It’s been a bit of a bad week for the British Museum. High temperatures forced staff to close the site early on Monday and Tuesday, damaging revenue flow and prompting renewed criticism of its BP sponsorship deal. Then today Sadiq Khan – the museum’s own local mayor – called on the government to find a way of sharing the highly-prized Elgin Marbles with Greece. In such circumstances, the British Museum needs all the friends it can get.

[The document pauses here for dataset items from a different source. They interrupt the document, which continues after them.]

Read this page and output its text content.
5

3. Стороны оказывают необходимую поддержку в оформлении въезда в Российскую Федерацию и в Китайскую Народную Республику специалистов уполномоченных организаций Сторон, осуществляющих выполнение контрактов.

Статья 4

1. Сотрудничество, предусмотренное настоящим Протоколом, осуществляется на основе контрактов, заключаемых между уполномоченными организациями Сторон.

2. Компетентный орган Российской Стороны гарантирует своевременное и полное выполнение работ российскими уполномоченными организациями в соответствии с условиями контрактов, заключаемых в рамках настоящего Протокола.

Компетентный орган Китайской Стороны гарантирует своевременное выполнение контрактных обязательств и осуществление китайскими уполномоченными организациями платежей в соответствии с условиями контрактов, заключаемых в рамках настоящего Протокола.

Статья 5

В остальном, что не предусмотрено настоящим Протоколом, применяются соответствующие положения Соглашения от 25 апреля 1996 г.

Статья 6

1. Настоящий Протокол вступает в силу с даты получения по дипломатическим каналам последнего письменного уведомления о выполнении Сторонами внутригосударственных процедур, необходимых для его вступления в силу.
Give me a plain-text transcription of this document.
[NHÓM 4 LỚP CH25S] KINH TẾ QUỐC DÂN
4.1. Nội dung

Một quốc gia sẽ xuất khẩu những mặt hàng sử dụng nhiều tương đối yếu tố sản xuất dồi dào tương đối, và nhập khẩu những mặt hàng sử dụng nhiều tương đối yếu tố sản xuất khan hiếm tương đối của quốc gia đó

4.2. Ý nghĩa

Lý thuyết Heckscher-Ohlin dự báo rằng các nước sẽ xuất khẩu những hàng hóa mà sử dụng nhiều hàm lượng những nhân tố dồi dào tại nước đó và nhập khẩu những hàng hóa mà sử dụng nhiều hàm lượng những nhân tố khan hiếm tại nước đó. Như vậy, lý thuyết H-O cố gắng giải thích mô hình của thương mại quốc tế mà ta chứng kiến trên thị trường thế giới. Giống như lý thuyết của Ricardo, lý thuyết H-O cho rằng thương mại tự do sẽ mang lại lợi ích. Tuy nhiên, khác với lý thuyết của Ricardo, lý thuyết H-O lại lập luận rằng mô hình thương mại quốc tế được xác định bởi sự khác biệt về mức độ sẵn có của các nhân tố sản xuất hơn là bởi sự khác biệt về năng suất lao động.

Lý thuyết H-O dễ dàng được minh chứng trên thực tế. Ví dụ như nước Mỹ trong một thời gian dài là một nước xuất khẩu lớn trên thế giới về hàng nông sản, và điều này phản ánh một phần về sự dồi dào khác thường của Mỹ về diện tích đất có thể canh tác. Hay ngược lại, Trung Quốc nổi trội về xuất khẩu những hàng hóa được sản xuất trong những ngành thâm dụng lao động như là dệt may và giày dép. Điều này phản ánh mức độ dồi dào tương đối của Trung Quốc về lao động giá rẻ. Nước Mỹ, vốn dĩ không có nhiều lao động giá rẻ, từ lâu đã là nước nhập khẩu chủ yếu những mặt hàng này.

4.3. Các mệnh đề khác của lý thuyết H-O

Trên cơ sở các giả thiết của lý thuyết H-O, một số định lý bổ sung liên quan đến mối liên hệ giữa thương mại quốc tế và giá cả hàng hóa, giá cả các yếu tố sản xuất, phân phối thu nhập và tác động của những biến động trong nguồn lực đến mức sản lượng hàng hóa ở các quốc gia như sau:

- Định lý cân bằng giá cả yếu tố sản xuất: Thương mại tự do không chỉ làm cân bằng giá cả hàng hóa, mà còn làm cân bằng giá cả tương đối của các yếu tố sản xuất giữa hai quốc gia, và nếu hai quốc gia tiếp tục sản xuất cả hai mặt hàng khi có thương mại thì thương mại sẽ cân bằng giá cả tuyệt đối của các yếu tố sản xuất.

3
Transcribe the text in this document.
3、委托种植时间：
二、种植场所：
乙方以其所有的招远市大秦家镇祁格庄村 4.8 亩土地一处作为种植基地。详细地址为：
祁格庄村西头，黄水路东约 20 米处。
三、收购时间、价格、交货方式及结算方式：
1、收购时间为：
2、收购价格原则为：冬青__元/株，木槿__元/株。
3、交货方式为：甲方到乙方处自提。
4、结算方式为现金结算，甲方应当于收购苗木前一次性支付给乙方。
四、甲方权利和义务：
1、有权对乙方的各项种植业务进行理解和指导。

So it was no surprise therefore that two new names have been appointed as directors of the British Museum Friends, which serve as trustees of its collection. One of them is private equity chief Weijian Shan, who joins the star-studded board alongside the likes of Grayson Perry, Mary Beard and, er, chairman George Osborne. Intrigued, Mr S thought he’d peruse Shan’s past columns in the South China Morning Post. Among them include backing for Beijing’s crackdown on Hong Kong, defending China’s human rights abuses in Xinjiang as a ‘war on terror’ and supporting the country’s ‘territorial claims’ over Taiwan. Nice!

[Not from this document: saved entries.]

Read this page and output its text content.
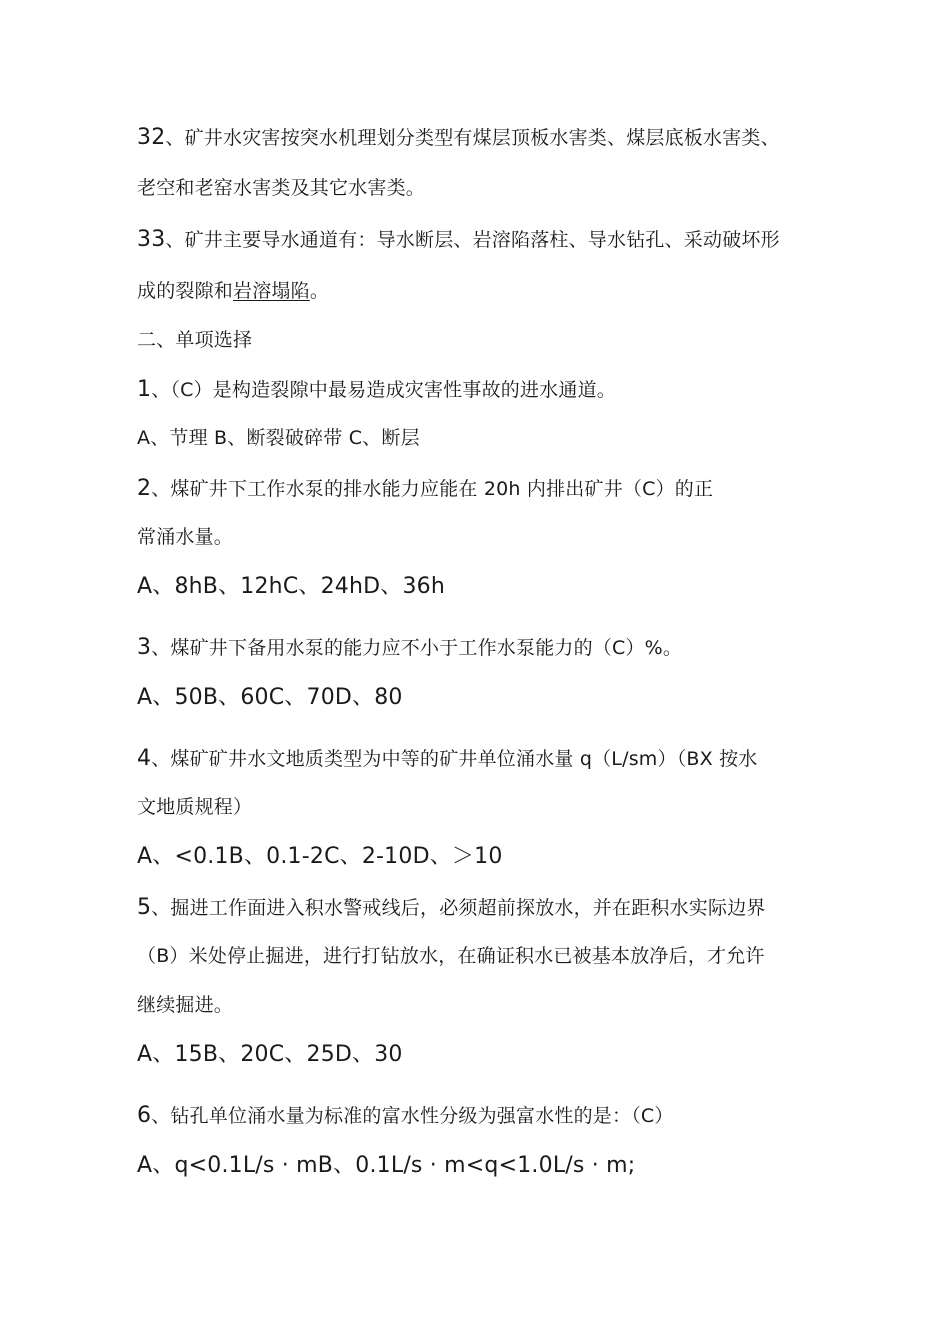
32、矿井水灾害按突水机理划分类型有煤层顶板水害类、煤层底板水害类、
老空和老窑水害类及其它水害类。
33、矿井主要导水通道有：导水断层、岩溶陷落柱、导水钻孔、采动破坏形
成的裂隙和岩溶塌陷。
二、单项选择
1、（C）是构造裂隙中最易造成灾害性事故的进水通道。
A、节理 B、断裂破碎带 C、断层
2、煤矿井下工作水泵的排水能力应能在 20h 内排出矿井（C）的正
常涌水量。
A、8hB、12hC、24hD、36h
3、煤矿井下备用水泵的能力应不小于工作水泵能力的（C）%。
A、50B、60C、70D、80
4、煤矿矿井水文地质类型为中等的矿井单位涌水量 q（L/sm）（BX 按水
文地质规程）
A、<0.1B、0.1-2C、2-10D、＞10
5、掘进工作面进入积水警戒线后，必须超前探放水，并在距积水实际边界
（B）米处停止掘进，进行打钻放水，在确证积水已被基本放净后，才允许
继续掘进。
A、15B、20C、25D、30
6、钻孔单位涌水量为标准的富水性分级为强富水性的是：（C）
A、q<0.1L/s · mB、0.1L/s · m<q<1.0L/s · m;
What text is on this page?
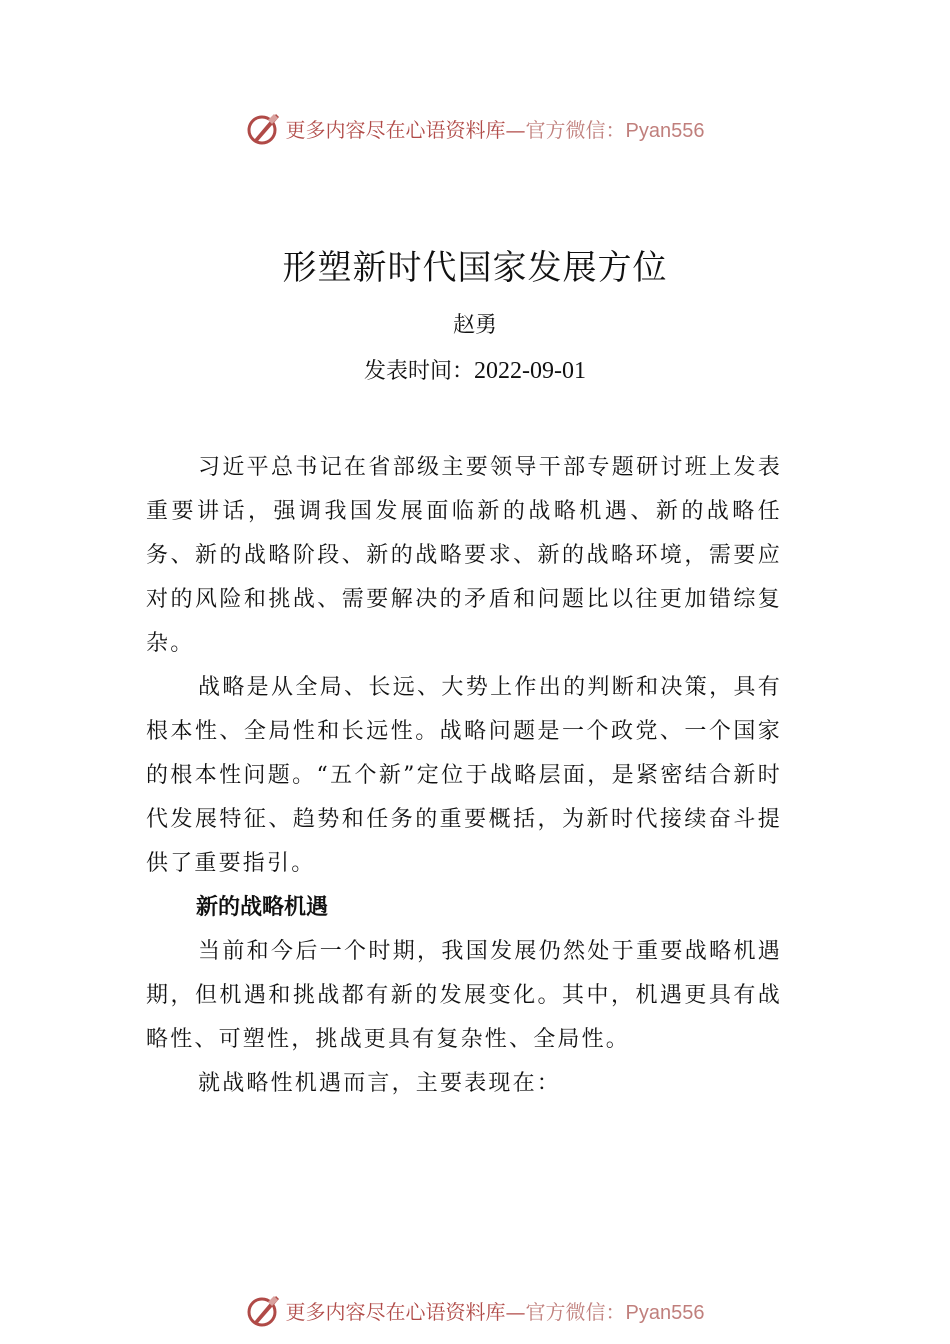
更多内容尽在心语资料库—官方微信：Pyan556
形塑新时代国家发展方位
赵勇
发表时间：2022-09-01

习近平总书记在省部级主要领导干部专题研讨班上发表重要讲话，强调我国发展面临新的战略机遇、新的战略任务、新的战略阶段、新的战略要求、新的战略环境，需要应对的风险和挑战、需要解决的矛盾和问题比以往更加错综复杂。

战略是从全局、长远、大势上作出的判断和决策，具有根本性、全局性和长远性。战略问题是一个政党、一个国家的根本性问题。“五个新”定位于战略层面，是紧密结合新时代发展特征、趋势和任务的重要概括，为新时代接续奋斗提供了重要指引。

新的战略机遇

当前和今后一个时期，我国发展仍然处于重要战略机遇期，但机遇和挑战都有新的发展变化。其中，机遇更具有战略性、可塑性，挑战更具有复杂性、全局性。

就战略性机遇而言，主要表现在：

更多内容尽在心语资料库—官方微信：Pyan556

Professor Sean Roberts, the author of The War on the Uyghurs, has even previously accused Shan of using ‘CCP [Chinese Communist Party] talking points on Uyghurs and Xinjiang to deny atrocities in the Uyghur homeland’. Asked for comment about whether the British Museum supported such views, a spokesman told Mr S that: ‘The British Museum has a world-spanning collection and we believe that our trustee board should reflect this plurality.’
Chairman George Osborne of course was Chancellor during the short-lived ‘Golden era’ of relations between the UK and China; his deputy Lord Sassoon hosted the UK-China Business Summit during Xi Jinping’s visit to Britain. Since then relations between the two governments have cooled for the various controversies which Shan seems so keen to defend. So it’s good to see one part of the establishment at least is still keeping such an open mind about the company it chooses to keep.